Most memory devices are notoriously insecure. Some memory devices employ security features to prevent regular device programmers from reading stored data, such as physical fuses on ROMs and boot-block protection in Flash. Reading RAM or other volatile storage areas while the device is in operation may yield temporarily stored data or plaintext components. The Dallas Semiconductor DS2432 EEPROM is an example of a secure memory device that uses the Secure Hash Algorithm (SHA-1) and a user-provided write-only secret to protect stored data. The Atmel CryptoMemory family of devices includes EEPROMs and synchronous and asynchronous Flash with authentication, password, and encryption features. Most standard memory devices do not have this type of functionality and are readable, often in-circuit, with standard tools.
IC delidding, for the purpose of gaining access to the silicon die of the IC, is difficult to perform without the use of proper tools because hazardous chemicals are often required and the underlying die is very fragile. However, many academic institutions have access to such equipment. Decapsulation products are also offered by a handful of companies specializing in failure analysis, including Nippon Scientific and ULTRA TEC Manufacturing. So, although the attacks are advanced, the tools required to perform them are available with proper funding. Additionally, reverse-engineering services are offered by companies such as Semiconductor Insights that aid in functional investigation, extraction, and simulation of ICs.

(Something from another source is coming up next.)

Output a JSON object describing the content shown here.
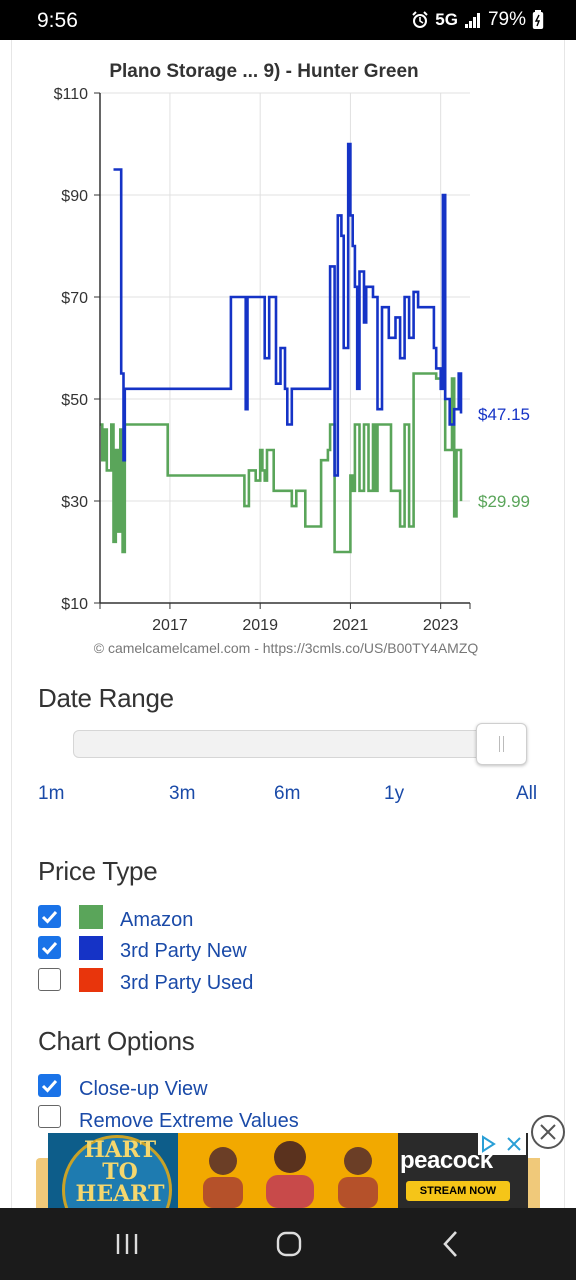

With access to the die, it is possible to bypass many of the available security mechanisms and determine the contents of the device. Beck's Integrated Circuit AnalysisA Guide to Preparation Techniques  and Kömmerling and Kuhn's "Design Principles for Tamper-Resistant Smartcard Processors"  provide details of such techniques. It is difficult to prevent reading of ROM devices, because each cell is a physical broken or intact connection. However, it is possible to add a top-layer sensor mesh as described in  that may disrupt microprobing techniques of an active attack (e.g., while the device is functioning). This will not prevent an attacker from performing microprobing on an inoperable device (e.g., one whose power has been removed).